Dr. Swartz noted that the technology would probably be most useful as a general screening tool. “We have plenty of great tools such as CT and other stress imaging for mid-level type testing. This can’t tell you how much CAD there is or where it is. This is more of a yes/no question that gets answered,” he said. “And if this was really good, you could envision this in a little booth in a mall someplace where people want to have their hearts checked. This would be one of the very first things that might be used because it’s cheap and easy, and there’s no radiation.”

However, the results may have suffered from selection bias, which contributed to the data looking “too good to be true,” Dr.

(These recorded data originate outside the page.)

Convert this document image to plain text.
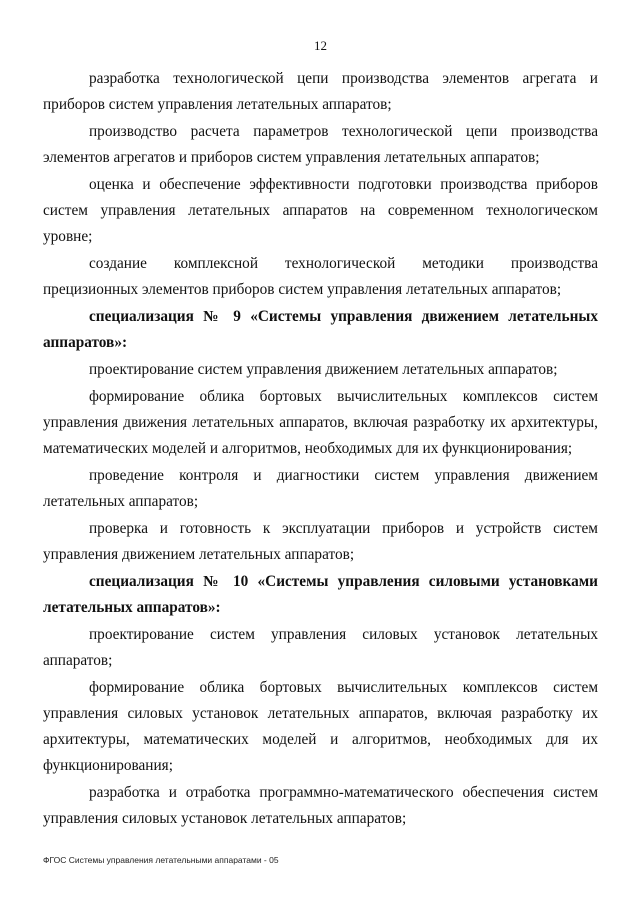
12

разработка технологической цепи производства элементов агрегата и приборов систем управления летательных аппаратов;

производство расчета параметров технологической цепи производства элементов агрегатов и приборов систем управления летательных аппаратов;

оценка и обеспечение эффективности подготовки производства приборов систем управления летательных аппаратов на современном технологическом уровне;

создание комплексной технологической методики производства прецизионных элементов приборов систем управления летательных аппаратов;

специализация № 9 «Системы управления движением летательных аппаратов»:

проектирование систем управления движением летательных аппаратов;

формирование облика бортовых вычислительных комплексов систем управления движения летательных аппаратов, включая разработку их архитектуры, математических моделей и алгоритмов, необходимых для их функционирования;

проведение контроля и диагностики систем управления движением летательных аппаратов;

проверка и готовность к эксплуатации приборов и устройств систем управления движением летательных аппаратов;

специализация № 10 «Системы управления силовыми установками летательных аппаратов»:

проектирование систем управления силовых установок летательных аппаратов;

формирование облика бортовых вычислительных комплексов систем управления силовых установок летательных аппаратов, включая разработку их архитектуры, математических моделей и алгоритмов, необходимых для их функционирования;

разработка и отработка программно-математического обеспечения систем управления силовых установок летательных аппаратов;

ФГОС Системы управления летательными аппаратами - 05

Schwartz cautioned.

He explained that since the population was already referred for CT, there was a higher concentration of disease. In fact, almost half (47%) had at least 30% narrowing in at least 1 major coronary artery. “For people in your local mall, you would find a disease prevalence of 2%,” Dr. Schwartz said. “But here the results are a bit biased upwards in device performance because the prevalence of disease is so high. One in 2 patients had more than 30% narrowing, so you could’ve flipped a coin and gotten 50% sensitivity and specificity.”

 


Source:
Makaryus AN, Makaryus JN, Figgatt A, et al. Utility of an advanced digital electronic stethoscope in the diagnosis of coronary artery disease compared with coronary computed tomographic angiography. Am J Cardiol. 2012;Epub ahead of print.

 

Disclosures
  • Dr. Makaryus and Schwartz report no relevant conflicts of interest.
  • Several study coauthors report financial relationships with Sonomedica.